Almanya’daki Bremen Üniversitesi’nden sinirbilimci Miguel Angrick‘in ve Hollanda’daki Maastricht Üniversitesi’nden Christian Herff‘in liderliğini üstlendiği ekipler ise çalışmalarını beyin tümörü ameliyatı geçiren altı kişiden elde edilen veriler ile gerçekleştirdi. Mikrofon, katılımcıların tek heceden oluşan kelimeyi okumalarını kaydetti. Aynı zamanda elektrotlar de beyinden gelenler sinyalleri kaydediyordu. Ardından bu veriler birleştirildi ve seslendirme gerçekleştirildi. Bu seslendirmenin yaklaşık yüzde 40‘ı anlaşılabilirdi.

Son olarak da, San Fransisco California Üniversitesi’nden beyin cerrahı Edward Chang üç epilepsi hastasından elde ettiği verilerle önemli sonuçlara ulaştı. Chang ve ekibi epilepsi hastalarına bir “tam cümle” okuturken beyinlerinde oluşan sinyalleri kayıt altına aldı. Bilgisayar tarafından gerçekleştirilen seslendirmenin ardından kayıtlar online olarak test edildi ve anlaşılabilirliğin yüzde 80 oranında olduğu belirlendi.

Çalışmayı yapan ekiplerden birinin başında olan Dr. Herff bu veriler ışığında bir konuşma protezine bir adım daha yaklaştığımızı düşünüyor.

Buraya kadar sıkıntı yok, çünkü katılımcıların hepsi konuşabiliyor.
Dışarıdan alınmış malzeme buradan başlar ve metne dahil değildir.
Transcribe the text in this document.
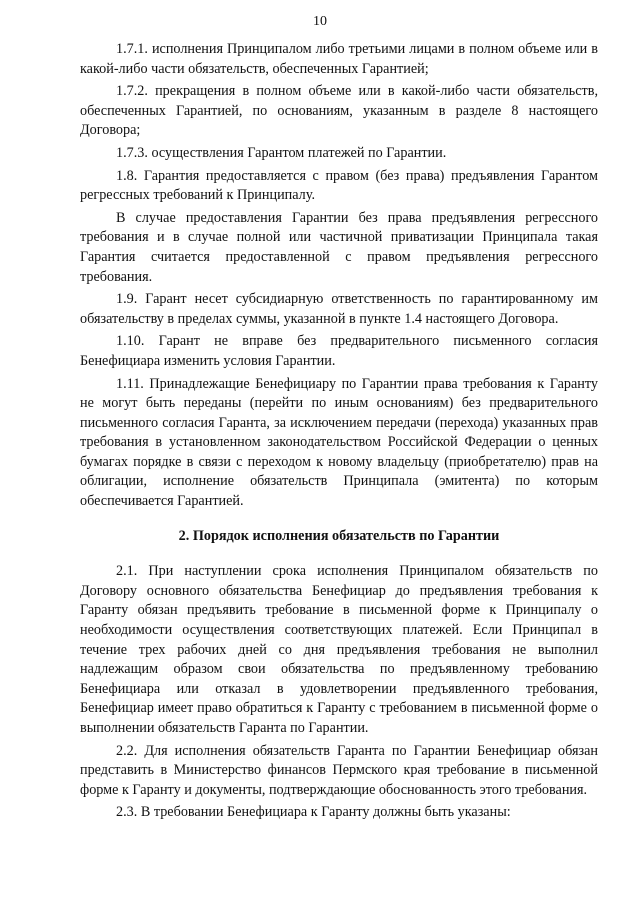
10

1.7.1. исполнения Принципалом либо третьими лицами в полном объеме или в какой-либо части обязательств, обеспеченных Гарантией;

1.7.2. прекращения в полном объеме или в какой-либо части обязательств, обеспеченных Гарантией, по основаниям, указанным в разделе 8 настоящего Договора;

1.7.3. осуществления Гарантом платежей по Гарантии.

1.8. Гарантия предоставляется с правом (без права) предъявления Гарантом регрессных требований к Принципалу.

В случае предоставления Гарантии без права предъявления регрессного требования и в случае полной или частичной приватизации Принципала такая Гарантия считается предоставленной с правом предъявления регрессного требования.

1.9. Гарант несет субсидиарную ответственность по гарантированному им обязательству в пределах суммы, указанной в пункте 1.4 настоящего Договора.

1.10. Гарант не вправе без предварительного письменного согласия Бенефициара изменить условия Гарантии.

1.11. Принадлежащие Бенефициару по Гарантии права требования к Гаранту не могут быть переданы (перейти по иным основаниям) без предварительного письменного согласия Гаранта, за исключением передачи (перехода) указанных прав требования в установленном законодательством Российской Федерации о ценных бумагах порядке в связи с переходом к новому владельцу (приобретателю) прав на облигации, исполнение обязательств Принципала (эмитента) по которым обеспечивается Гарантией.

2. Порядок исполнения обязательств по Гарантии

2.1. При наступлении срока исполнения Принципалом обязательств по Договору основного обязательства Бенефициар до предъявления требования к Гаранту обязан предъявить требование в письменной форме к Принципалу о необходимости осуществления соответствующих платежей. Если Принципал в течение трех рабочих дней со дня предъявления требования не выполнил надлежащим образом свои обязательства по предъявленному требованию Бенефициара или отказал в удовлетворении предъявленного требования, Бенефициар имеет право обратиться к Гаранту с требованием в письменной форме о выполнении обязательств Гаранта по Гарантии.

2.2. Для исполнения обязательств Гаранта по Гарантии Бенефициар обязан представить в Министерство финансов Пермского края требование в письменной форме к Гаранту и документы, подтверждающие обоснованность этого требования.

2.3. В требовании Бенефициара к Гаранту должны быть указаны:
California’daki San Diego Eyalet Universitesi’nden dil yetisi üzerine çalışan Stephanie Riès başka bir noktaya işaret ediyor: “Konuşamayan katılımcılarda bu nasıl işleyecek?

Duymamız ile konuşmamız arasında sinyal farklılıkları olacaktır ve beyin sinyalleriyle tam olarak eşleşmeyen bir seslendirmenin bilgisayar tarafından doğru şekilde algılanmasızor olacaktır. “Bu yüzden almamız gereken uzun bir yol var” diyor nöral mühendis Gerwin Schalk.

Bu konuda Dr. Herff bir öneride bulunuyor: “Beyin bilgisayar arayüzünü kullanıcıları bilgilendirilebilir ve eğer bilgisayarın konuşmasını duymaya başladıklarında düşüncelerini buna uygun hale getirirlerse sorun çözülebilir. Sinirsel ağlar ve katılımcılar birlikte yeterli seviyede tekrar yaparlarsa beyin ve bilgisayar orta noktada buluşacaktır.”